Matt Jones

Personal information
- Full name: Matthew Leon Jones
- Date of birth: 9 October 1970 (age 54)
- Place of birth: Chiswick, England
- Position(s): Winger

Youth career
- Arsenal
- Southend United

Senior career*
- Years: Team / Apps / (Gls)
- 1988–1990: Southend United / 5 / (0)
- 1990–1993: Chelmsford City
- 1993–1998: Heybridge Swifts
- 1998–1999: St Albans City
- 1999–2002: Dagenham & Redbridge
- 2002–2003: Canvey Island
- 2003–2004: Chelmsford City

Managerial career
- 2006–2007: Billericay Town

= Matt Jones (footballer, born 1970) =

English footballer

Matthew Leon Jones OBE (born 9 October 1970) is an English former footballer who played as a winger.
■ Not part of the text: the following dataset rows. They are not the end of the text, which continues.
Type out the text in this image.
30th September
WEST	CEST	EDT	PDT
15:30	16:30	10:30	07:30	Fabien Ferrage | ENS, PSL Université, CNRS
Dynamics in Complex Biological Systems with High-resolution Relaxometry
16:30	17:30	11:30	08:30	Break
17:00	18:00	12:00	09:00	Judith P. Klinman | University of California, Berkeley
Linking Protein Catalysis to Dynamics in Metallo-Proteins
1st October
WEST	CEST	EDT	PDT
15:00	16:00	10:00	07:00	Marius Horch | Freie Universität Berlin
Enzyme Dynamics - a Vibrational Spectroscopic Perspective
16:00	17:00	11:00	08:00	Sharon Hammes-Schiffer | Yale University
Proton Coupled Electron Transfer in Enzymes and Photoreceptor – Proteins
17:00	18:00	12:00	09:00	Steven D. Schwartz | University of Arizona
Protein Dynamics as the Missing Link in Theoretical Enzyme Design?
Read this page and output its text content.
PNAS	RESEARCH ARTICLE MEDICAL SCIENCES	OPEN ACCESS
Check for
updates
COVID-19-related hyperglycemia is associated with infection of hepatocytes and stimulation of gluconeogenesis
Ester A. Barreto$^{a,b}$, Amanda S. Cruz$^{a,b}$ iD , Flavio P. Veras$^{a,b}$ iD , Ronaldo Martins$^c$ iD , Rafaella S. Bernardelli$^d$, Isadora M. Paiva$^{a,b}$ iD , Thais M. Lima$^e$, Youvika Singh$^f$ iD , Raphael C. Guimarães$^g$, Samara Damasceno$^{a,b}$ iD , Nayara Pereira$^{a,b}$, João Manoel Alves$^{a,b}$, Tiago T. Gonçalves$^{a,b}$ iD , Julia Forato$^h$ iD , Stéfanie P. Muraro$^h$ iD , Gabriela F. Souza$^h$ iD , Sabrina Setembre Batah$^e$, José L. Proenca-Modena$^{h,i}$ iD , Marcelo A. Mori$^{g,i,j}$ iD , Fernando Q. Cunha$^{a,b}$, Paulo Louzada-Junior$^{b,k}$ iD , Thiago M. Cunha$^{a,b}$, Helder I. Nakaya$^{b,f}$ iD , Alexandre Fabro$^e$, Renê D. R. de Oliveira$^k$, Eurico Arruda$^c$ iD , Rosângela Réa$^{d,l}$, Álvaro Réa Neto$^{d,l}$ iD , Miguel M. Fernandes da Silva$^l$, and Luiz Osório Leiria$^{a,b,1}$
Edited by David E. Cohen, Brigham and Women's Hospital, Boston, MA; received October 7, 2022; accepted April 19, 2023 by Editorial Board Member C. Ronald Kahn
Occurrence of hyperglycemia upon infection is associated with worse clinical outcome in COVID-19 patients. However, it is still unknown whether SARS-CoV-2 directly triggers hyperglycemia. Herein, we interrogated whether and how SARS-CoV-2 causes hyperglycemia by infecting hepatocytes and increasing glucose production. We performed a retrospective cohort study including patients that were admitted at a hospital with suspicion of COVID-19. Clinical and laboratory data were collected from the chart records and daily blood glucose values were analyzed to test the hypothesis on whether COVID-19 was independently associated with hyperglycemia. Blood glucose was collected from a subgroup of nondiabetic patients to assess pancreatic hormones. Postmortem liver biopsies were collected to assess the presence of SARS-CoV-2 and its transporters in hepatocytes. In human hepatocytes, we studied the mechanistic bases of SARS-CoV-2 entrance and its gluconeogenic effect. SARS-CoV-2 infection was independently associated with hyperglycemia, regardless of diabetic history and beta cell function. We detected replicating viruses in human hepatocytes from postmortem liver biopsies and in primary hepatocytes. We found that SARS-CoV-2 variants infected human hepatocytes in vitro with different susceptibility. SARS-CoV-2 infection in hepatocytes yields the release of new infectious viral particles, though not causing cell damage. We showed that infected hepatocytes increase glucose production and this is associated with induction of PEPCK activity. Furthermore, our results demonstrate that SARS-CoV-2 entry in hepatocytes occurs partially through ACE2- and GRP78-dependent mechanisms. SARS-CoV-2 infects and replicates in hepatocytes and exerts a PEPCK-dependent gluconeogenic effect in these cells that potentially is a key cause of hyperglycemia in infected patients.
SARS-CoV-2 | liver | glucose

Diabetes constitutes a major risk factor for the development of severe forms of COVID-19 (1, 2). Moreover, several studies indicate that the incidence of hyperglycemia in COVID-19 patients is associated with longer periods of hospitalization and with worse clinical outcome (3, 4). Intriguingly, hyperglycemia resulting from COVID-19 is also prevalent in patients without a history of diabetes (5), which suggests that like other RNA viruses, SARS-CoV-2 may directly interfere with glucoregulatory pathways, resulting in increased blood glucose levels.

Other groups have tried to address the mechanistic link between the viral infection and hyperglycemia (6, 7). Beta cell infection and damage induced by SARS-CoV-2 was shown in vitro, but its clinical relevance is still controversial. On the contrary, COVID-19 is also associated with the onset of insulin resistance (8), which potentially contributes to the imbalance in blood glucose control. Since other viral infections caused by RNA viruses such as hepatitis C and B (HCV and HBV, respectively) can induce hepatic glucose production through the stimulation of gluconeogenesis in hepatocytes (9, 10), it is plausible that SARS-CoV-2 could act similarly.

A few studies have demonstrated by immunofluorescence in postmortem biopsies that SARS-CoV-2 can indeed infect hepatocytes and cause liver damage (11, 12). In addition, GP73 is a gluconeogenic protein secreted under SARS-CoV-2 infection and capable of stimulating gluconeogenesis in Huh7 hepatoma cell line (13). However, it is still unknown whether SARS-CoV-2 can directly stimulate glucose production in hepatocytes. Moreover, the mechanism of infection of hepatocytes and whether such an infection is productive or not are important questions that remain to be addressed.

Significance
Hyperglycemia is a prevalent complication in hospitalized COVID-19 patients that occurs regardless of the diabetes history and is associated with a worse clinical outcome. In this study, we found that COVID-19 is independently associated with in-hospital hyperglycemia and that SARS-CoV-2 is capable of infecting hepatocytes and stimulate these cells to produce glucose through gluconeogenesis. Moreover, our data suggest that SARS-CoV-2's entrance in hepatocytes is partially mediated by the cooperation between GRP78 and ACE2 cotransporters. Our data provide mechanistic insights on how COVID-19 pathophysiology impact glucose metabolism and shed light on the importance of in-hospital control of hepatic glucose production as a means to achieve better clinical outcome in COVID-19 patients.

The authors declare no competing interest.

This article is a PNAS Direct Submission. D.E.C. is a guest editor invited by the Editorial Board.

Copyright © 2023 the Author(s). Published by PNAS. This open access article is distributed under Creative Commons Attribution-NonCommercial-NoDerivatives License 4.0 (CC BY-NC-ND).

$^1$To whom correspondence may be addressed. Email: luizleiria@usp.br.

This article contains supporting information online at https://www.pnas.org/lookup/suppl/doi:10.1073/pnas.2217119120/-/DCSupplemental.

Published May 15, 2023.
He was awarded an OBE in 2020 for services to education.

==Club career==
Jones began his senior career with Southend United in 1988, making five Football League appearances for the club, before moving to Chelmsford City in 1990. After three years at Chelmsford, Jones moved to Heybridge Swifts. In 1998, Jones joined former Heybridge manager Garry Hill at St Albans City. In 1999, Hill and Jones moved to Dagenham & Redbridge. On 29 May 2003, Jones signed for Canvey Island, after making in excess of 100 appearances at Dagenham. For the 2003–04 season, Jones re-signed for Chelmsford City, ten years after leaving the club.

==Managerial career==
In January 2006, Jones was appointed manager of Billericay Town. In 2007, Jones guided the club to the FA Cup first round for the third time in the club's history, setting up a tie with Swansea City. In November 2007, Jones was sacked as Billericay manager following a run of four straight league defeats.

==Outside football==
Jones is currently headteacher at Ark Globe Academy in Southwark.